Connie and I are both transplants in our current homes as well, which moved me to think how we adapt to new surroundings and what we choose to retain. Phyllis is a master gardener, and she’s had to learn about the new plants and shrubs that thrive here, in this growing zone, which is different from Rochester or from Pennsylvania. We all enjoy and seek out the new foods, spices, and culinary habits of the places we now live. We dress appropriately to the climate. I left my boots, heavy coats, scarves, neck warmers, gloves when I moved from Rochester, knowing I wouldn’t need them in the more temperate Pacific northwest.

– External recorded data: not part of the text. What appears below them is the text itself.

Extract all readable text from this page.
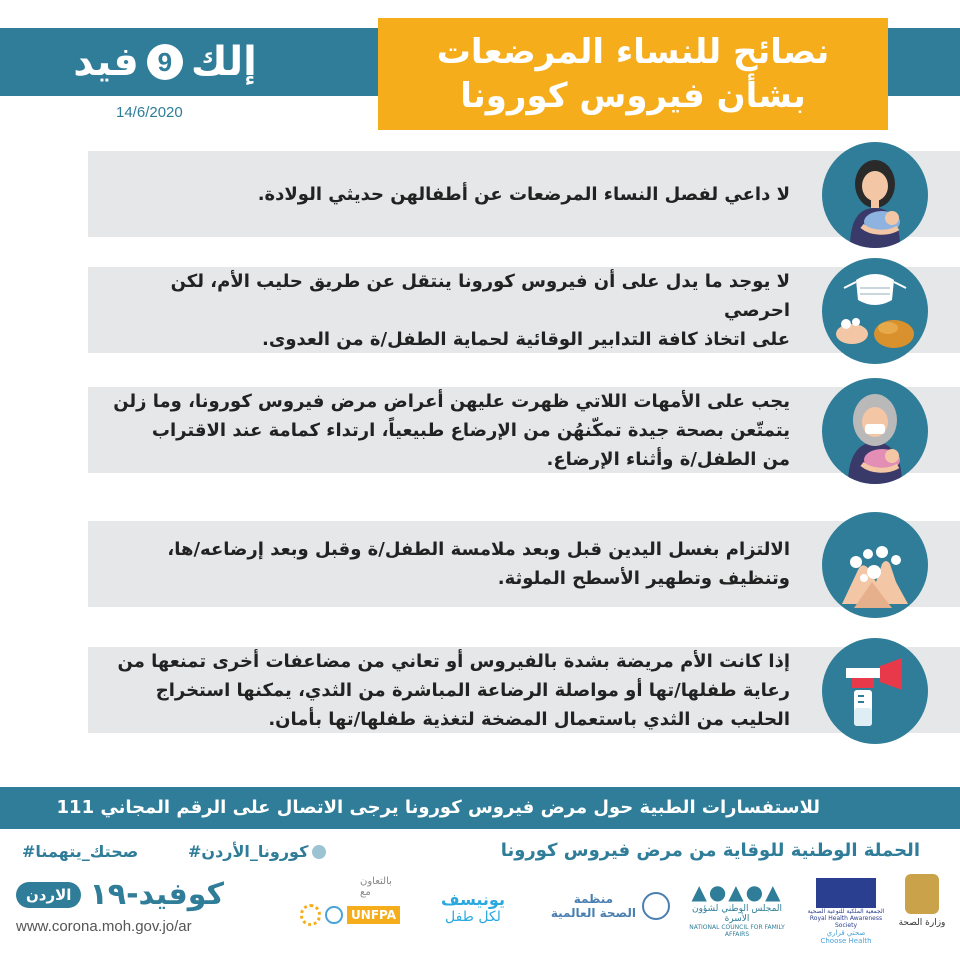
إلك
9
فيد
14/6/2020
نصائح للنساء المرضعات
بشأن فيروس كورونا
لا داعي لفصل النساء المرضعات عن أطفالهن حديثي الولادة.
لا يوجد ما يدل على أن فيروس كورونا ينتقل عن طريق حليب الأم، لكن احرصي
على اتخاذ كافة التدابير الوقائية لحماية الطفل/ة من العدوى.
يجب على الأمهات اللاتي ظهرت عليهن أعراض مرض فيروس كورونا، وما زلن
يتمتّعن بصحة جيدة تمكّنهُن من الإرضاع طبيعياً، ارتداء كمامة عند الاقتراب
من الطفل/ة وأثناء الإرضاع.
الالتزام بغسل اليدين قبل وبعد ملامسة الطفل/ة وقبل وبعد إرضاعه/ها،
وتنظيف وتطهير الأسطح الملوثة.
إذا كانت الأم مريضة بشدة بالفيروس أو تعاني من مضاعفات أخرى تمنعها من
رعاية طفلها/تها أو مواصلة الرضاعة المباشرة من الثدي، يمكنها استخراج
الحليب من الثدي باستعمال المضخة لتغذية طفلها/تها بأمان.
للاستفسارات الطبية حول مرض فيروس كورونا يرجى الاتصال على الرقم المجاني 111
#صحتك_يتهمنا	#كورونا_الأردن	الحملة الوطنية للوقاية من مرض فيروس كورونا
كوفيد-١٩
الاردن
www.corona.moh.gov.jo/ar
بالتعاون مع
UNFPA
يونيسف
لكل طفل
منظمة
الصحة العالمية
▲●▲●▲
المجلس الوطني لشؤون الأسرة
NATIONAL COUNCIL FOR FAMILY AFFAIRS
الجمعية الملكية للتوعية الصحية
Royal Health Awareness Society
صحتي قراري
Choose Health
وزارة الصحة
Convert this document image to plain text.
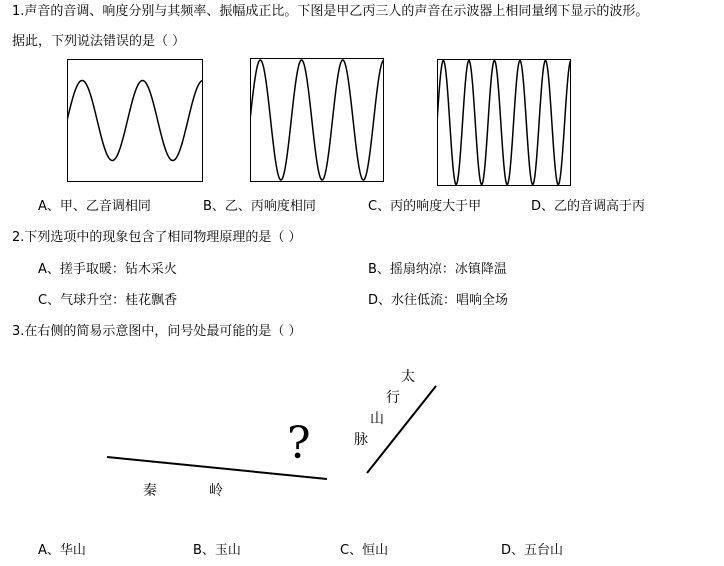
1.声音的音调、响度分别与其频率、振幅成正比。下图是甲乙丙三人的声音在示波器上相同量纲下显示的波形。
据此，下列说法错误的是（ ）
A、甲、乙音调相同	B、乙、丙响度相同	C、丙的响度大于甲	D、乙的音调高于丙
2.下列选项中的现象包含了相同物理原理的是（ ）
A、搓手取暖：钻木采火	B、摇扇纳凉：冰镇降温
C、气球升空：桂花飘香	D、水往低流：唱响全场
3.在右侧的简易示意图中，问号处最可能的是（ ）
?
秦	岭
太
行
山
脉
A、华山	B、玉山	C、恒山	D、五台山
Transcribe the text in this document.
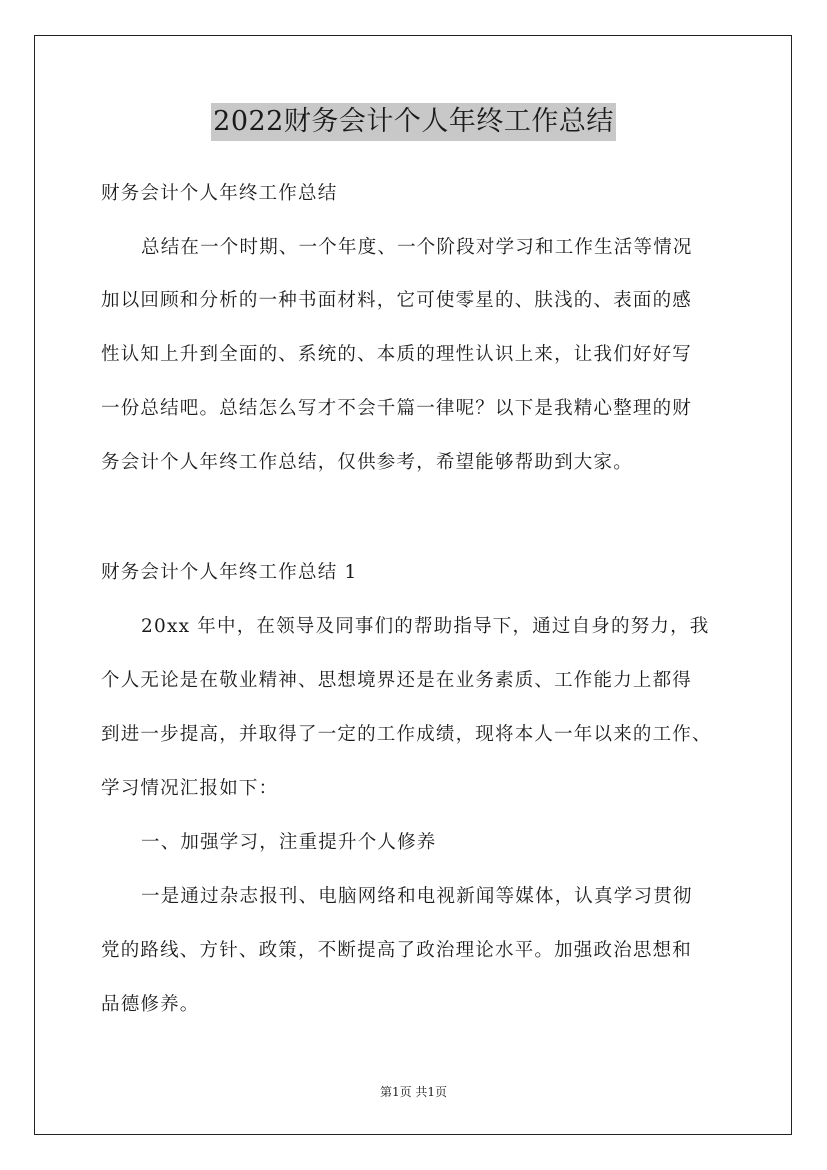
2022财务会计个人年终工作总结
财务会计个人年终工作总结
总结在一个时期、一个年度、一个阶段对学习和工作生活等情况
加以回顾和分析的一种书面材料，它可使零星的、肤浅的、表面的感
性认知上升到全面的、系统的、本质的理性认识上来，让我们好好写
一份总结吧。总结怎么写才不会千篇一律呢？以下是我精心整理的财
务会计个人年终工作总结，仅供参考，希望能够帮助到大家。
财务会计个人年终工作总结 1
20xx 年中，在领导及同事们的帮助指导下，通过自身的努力，我
个人无论是在敬业精神、思想境界还是在业务素质、工作能力上都得
到进一步提高，并取得了一定的工作成绩，现将本人一年以来的工作、
学习情况汇报如下：
一、加强学习，注重提升个人修养
一是通过杂志报刊、电脑网络和电视新闻等媒体，认真学习贯彻
党的路线、方针、政策，不断提高了政治理论水平。加强政治思想和
品德修养。
第1页 共1页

What do we not leave behind? Phyllis was raised Mennonite and Art Catholic; neither has become Baptist, like most of their neighbors who are from the South. Nor have any of us left behind our progressive political values and our Democratic votes. Since we tend to surround ourselves with people with whom we share deep values, most of us transplants have other transplants as friends — unless you live in Seattle, as I do, where everyone is progressive.

Glad to hear your thoughts on this. Are you a transplant, and what have you kept v. what have you left behind? Or, do you live where you grew up? Why have you stayed?